In line with the global shift towards eradicating plastic straws, the European Union has stepped in and voiced its intention to ban a number of single-use plastic products by 2030. They aim to have plastic straws and similar disposable plastic products outlawed in all 27 member states.
Research has predicted that there will be more plastic in our oceans than fish (by weight) by 2050, and straws are one of the main culprits. The majority of straws are not recycled as they are usually contaminated with food and drink residue.
The United Kingdom begins the ban on straws
The Marine Conservation Society estimates that 8.5 billion plastic straws are discarded every year in the United Kingdom (UK). Plastic straws are among the top 10 waste items found on beaches around the world.
Glasgow has already banned the use of plastic straws in its municipal buildings, and many UK restaurant franchises have stopped supplying them – opting for biodegradable alternatives instead.

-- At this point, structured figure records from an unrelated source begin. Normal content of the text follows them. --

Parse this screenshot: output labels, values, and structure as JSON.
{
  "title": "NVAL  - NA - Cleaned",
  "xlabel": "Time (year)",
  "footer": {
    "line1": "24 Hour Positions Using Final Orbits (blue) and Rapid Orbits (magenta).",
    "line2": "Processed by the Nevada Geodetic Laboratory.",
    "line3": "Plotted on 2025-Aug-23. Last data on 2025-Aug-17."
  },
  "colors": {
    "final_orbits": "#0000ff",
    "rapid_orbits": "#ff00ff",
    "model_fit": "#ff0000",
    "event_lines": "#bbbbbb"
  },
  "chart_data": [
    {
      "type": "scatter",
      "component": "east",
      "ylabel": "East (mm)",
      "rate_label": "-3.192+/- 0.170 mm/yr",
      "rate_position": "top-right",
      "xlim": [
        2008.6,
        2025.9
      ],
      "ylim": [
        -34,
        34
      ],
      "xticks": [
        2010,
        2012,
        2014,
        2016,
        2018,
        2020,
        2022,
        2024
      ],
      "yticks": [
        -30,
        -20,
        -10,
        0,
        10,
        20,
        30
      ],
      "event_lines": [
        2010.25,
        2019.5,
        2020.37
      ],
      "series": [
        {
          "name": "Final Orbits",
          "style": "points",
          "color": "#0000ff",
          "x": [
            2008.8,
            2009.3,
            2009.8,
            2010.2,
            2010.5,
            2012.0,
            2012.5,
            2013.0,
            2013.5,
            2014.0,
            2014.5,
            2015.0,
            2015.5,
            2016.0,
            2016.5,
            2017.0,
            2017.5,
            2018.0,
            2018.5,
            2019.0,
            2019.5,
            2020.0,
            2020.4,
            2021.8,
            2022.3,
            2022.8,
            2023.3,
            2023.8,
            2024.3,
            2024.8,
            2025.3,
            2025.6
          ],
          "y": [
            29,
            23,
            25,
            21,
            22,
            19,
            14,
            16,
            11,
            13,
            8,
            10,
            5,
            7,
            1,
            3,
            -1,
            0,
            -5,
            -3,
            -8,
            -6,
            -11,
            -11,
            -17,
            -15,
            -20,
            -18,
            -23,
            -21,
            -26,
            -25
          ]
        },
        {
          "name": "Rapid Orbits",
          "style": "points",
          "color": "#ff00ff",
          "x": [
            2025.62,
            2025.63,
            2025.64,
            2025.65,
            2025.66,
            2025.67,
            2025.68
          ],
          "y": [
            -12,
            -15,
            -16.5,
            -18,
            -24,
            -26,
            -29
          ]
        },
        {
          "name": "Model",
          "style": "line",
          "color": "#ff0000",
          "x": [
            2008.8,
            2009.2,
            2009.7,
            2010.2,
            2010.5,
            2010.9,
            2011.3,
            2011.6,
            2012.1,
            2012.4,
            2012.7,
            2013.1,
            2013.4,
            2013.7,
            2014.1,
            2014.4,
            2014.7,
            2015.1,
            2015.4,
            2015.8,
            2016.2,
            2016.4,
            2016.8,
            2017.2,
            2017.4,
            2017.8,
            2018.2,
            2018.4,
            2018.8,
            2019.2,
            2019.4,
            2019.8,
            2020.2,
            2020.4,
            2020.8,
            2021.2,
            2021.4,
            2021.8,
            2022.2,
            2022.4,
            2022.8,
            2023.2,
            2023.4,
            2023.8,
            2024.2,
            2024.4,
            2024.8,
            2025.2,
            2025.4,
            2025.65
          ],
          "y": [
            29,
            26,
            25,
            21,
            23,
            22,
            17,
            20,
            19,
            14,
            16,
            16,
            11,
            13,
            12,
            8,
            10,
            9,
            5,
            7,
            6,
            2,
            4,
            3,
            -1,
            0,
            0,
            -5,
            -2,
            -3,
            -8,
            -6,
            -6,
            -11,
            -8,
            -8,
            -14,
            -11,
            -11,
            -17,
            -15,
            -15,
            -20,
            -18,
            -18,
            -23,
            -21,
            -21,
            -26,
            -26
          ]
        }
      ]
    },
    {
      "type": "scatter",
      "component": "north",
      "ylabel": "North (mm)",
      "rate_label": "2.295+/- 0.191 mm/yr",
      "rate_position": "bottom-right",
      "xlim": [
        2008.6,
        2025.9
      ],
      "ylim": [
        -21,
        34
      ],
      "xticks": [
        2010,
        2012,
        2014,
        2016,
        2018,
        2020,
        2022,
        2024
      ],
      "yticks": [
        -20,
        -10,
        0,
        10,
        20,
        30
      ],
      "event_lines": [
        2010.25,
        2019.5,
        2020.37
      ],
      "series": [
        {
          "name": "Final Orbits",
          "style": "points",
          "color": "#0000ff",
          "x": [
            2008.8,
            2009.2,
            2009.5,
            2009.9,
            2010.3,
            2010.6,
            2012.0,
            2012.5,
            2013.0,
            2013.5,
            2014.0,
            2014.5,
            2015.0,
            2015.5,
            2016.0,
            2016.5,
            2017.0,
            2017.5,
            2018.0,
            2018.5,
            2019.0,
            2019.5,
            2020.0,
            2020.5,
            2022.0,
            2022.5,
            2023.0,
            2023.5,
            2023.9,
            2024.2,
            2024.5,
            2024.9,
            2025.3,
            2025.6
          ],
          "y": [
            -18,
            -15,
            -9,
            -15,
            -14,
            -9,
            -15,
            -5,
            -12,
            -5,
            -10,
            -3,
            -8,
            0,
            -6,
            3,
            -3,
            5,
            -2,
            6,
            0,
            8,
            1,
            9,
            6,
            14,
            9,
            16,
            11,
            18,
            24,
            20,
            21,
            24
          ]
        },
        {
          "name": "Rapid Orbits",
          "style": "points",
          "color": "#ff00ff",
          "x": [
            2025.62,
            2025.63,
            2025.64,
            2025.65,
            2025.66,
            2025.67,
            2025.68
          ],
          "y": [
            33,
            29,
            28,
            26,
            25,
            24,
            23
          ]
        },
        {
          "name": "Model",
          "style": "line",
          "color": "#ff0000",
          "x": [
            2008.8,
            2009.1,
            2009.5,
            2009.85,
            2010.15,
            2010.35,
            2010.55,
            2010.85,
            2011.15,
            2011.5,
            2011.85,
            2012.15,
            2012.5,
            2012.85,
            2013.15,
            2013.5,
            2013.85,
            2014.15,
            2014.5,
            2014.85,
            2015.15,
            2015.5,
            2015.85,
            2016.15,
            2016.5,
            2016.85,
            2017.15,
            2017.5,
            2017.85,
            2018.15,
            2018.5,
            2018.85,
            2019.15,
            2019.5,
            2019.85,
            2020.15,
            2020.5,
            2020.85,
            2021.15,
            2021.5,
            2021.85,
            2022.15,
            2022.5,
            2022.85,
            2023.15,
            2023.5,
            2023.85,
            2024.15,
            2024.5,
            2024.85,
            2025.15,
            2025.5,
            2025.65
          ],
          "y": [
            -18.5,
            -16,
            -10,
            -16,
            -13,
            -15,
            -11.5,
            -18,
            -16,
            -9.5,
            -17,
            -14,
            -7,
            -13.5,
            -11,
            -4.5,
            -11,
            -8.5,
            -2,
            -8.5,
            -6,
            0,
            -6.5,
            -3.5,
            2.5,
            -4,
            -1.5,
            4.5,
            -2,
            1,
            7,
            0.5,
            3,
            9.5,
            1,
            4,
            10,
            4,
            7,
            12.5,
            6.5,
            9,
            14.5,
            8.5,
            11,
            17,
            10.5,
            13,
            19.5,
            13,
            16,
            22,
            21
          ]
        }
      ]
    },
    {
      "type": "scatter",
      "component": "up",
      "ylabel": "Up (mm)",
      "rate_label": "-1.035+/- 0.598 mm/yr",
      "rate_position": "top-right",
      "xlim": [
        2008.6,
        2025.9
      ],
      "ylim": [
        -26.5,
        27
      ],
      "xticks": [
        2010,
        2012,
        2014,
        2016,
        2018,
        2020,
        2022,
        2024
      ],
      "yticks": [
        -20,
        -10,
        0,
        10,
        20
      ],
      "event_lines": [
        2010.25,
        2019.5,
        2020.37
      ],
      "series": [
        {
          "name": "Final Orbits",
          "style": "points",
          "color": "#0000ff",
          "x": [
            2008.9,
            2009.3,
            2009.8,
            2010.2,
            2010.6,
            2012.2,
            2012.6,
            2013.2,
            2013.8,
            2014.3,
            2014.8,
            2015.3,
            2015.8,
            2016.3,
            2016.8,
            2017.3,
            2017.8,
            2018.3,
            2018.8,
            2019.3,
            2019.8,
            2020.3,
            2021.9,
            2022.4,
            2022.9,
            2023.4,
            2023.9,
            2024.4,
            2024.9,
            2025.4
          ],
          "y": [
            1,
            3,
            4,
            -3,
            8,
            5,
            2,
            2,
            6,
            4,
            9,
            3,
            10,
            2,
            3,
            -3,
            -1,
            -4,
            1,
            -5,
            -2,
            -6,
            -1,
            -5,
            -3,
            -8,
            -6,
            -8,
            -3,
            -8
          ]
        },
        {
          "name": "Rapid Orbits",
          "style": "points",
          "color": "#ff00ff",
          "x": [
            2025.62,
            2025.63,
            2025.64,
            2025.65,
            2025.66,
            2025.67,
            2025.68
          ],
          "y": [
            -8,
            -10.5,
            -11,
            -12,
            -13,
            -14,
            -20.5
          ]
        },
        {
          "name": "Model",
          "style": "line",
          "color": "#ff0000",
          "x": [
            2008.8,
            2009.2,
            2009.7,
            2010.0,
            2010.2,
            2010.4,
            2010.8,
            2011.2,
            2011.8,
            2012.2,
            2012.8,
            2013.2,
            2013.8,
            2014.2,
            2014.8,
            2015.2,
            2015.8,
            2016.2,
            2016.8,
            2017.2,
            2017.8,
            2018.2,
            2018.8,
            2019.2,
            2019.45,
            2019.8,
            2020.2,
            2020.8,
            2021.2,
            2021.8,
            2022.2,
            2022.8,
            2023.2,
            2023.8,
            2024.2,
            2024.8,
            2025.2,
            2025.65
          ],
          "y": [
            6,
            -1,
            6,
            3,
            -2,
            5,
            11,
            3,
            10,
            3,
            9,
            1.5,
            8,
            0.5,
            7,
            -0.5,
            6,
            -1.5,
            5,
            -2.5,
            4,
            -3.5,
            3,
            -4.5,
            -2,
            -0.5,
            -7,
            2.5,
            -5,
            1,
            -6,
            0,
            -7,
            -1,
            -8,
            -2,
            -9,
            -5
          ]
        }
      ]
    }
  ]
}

“I want to do everything we can to restrict the use of plastic straws and we’re exploring at the moment if we can ban them,” says the UK’s Secretary of State for the Environment, Food and Rural Affairs Michael Gove.
Plastic manufacturers call for alternative solutions
This movement that seeks the end of plastic straws has left the manufacturers quickly searching for a solution to the problem. Many are experimenting with paper and plant-based materials that will break down once discarded.
However, these alternative straws are costly to produce and expensive to purchase in bulk. Many venues and stores still prefer the cheaper plastic options to save money. Biodegradable straws are about five times more expensive than regular plastic ones.
This added financial issue could have severe impacts on the plastics industry and consumers if the ban is passed by the European Union.
Who is to blame for the plastic pollution?
The manufacturers argue that the problem doesn’t lie with the straws themselves, but rather with the waste management services. “[Plastic] is a good material and very useful – the problem is the waste collection and the lack of recycling,” argues Plastico CEO Caroline Wiggins.
Suggested alternatives to an outright ban include providing dedicated recycling bins and further public education on how to correctly recycle food and beverage items.
Other cities and countries around the world are joining the calls for a ban on straws. Seattle will begin their ban on straws in July 2018, while Taiwan has announced a full ban on plastic bags, straws and utensils by 2030.